Sheriff triples homicide detectives in California arson probe

The Los Angeles County Sheriff’s Department is tripling the number of homicide detectives investigating the biggest fire in county history.

About 10 detectives will be added this weekend to the four already working the case, Lieutenant Liam Gallagher said in an interview.

“We are in the very early stages and we’re working around the clock,” Gallagher said.

Officials are keeping mum on their evidence to avoid alerting the people who set the blaze that led to the death of two firefighters. Besides the homicide unit, arson investigators from the Sheriff’s Department and the U.S. Forest Service are also participating.

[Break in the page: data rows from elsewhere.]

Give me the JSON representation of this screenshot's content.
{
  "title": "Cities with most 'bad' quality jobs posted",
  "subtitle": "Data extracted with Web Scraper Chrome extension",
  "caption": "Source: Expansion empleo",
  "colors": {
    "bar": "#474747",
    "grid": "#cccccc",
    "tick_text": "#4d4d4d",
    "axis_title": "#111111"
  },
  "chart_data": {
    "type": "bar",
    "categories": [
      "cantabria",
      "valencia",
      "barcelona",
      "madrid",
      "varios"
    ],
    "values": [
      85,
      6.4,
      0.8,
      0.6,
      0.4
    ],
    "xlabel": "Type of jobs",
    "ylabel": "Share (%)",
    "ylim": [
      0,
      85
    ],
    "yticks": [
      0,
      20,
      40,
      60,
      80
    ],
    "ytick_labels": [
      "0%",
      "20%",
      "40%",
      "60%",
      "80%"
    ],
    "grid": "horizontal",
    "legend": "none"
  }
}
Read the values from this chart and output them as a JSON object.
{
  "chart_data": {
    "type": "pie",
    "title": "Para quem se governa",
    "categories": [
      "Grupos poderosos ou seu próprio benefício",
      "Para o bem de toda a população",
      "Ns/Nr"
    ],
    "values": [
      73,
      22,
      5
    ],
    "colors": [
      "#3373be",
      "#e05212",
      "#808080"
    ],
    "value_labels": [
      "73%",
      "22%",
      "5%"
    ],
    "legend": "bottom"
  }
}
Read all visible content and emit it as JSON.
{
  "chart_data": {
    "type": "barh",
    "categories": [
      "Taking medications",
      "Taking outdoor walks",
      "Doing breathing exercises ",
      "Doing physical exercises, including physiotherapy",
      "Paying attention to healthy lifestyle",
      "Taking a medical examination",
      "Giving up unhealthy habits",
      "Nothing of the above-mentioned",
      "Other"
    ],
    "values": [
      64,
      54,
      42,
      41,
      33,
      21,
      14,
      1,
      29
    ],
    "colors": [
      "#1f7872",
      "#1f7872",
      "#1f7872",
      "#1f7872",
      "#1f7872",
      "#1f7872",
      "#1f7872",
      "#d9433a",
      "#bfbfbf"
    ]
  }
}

The so-called Station fire, which began on Aug. 26, has injured eight people and burned 148,258 acres, an area the size of Chicago. It has destroyed 141 structures, including 64 homes, and was 42 percent contained as of yesterday morning. The Forest Service expects it to be under control by Sept. 15.

The fire’s name comes from its origination near a ranger station at the entrance to the Angeles National Forest near the suburb of La Canada Flintridge.

Materials used to start or accelerate flames were found at the site, the Los Angeles Times reported, citing an unidentified person close to the investigation.

By naming arson as the cause, investigators are signaling they probably have either physical evidence such as gasoline cans or eyewitness testimony, said Glenn Corbett, a professor of fire science at John Jay College of Criminal Justice, which is part of the City University of New York.

If containers for gasoline or other flammable materials were found at the scene, investigators will try to determine where they were made and sold, Corbett said.

“There is something that they have that pointed them in that direction,” said Corbett. “There are incidents where people start a fire with a lighter and then there is nothing left behind except footprints.”

Those who first discovered the fire will be interviewed because they may be potential suspects or they may be able to identify who started it, Corbett said.

Investigators will study details such as how the fire grew and which sides of trees burned, said Jerry Naylis, a former president of International Association of Arson Investigators.

Seemingly insignificant observations, such as a car sighting, can help tie suspects to a fire, Naylis said.

“The least little tip can sometimes lead us in the right direction,” Naylis said.

A state of emergency has been declared in Los Angeles, Mariposa, Monterey, Placer and San Bernardino counties because of blazes in California.

Some people set fires for vanity and report it so they can get credit for helping to put it out, Corbett said.

“They’re going to look at all these possibilities,” Corbett said of investigators. “They’re not going to rule out anybody.”

People start fires for reasons ranging from profit to revenge, Corbett said. The profit motive probably doesn’t fit this case because the blaze started in a public area, he said.

In one of the most notorious cases, Terry Barton, a federal forestry official, admitted setting the June 2002 Hayman fire near Denver, the largest in Colorado history, the Associated Press reported.

Barton said she lit a fire to burn a letter from her estranged husband, in an area where fires were banned because of drought, according to the Denver Post. She served about five years in prison, according to a Rocky Mountain News report.

That blaze burned 138,000 acres, destroyed 133 homes and forced 8,000 people to evacuate, the Post reported.

Some people set fires because problems in relationships lead them to seek to injure a former lover, families or communities, Corbett said.

“They have some kind of problem, some kind of mental health issue,” Corbett said. “Kids, even adults, act out because they are frustrated for some reason.”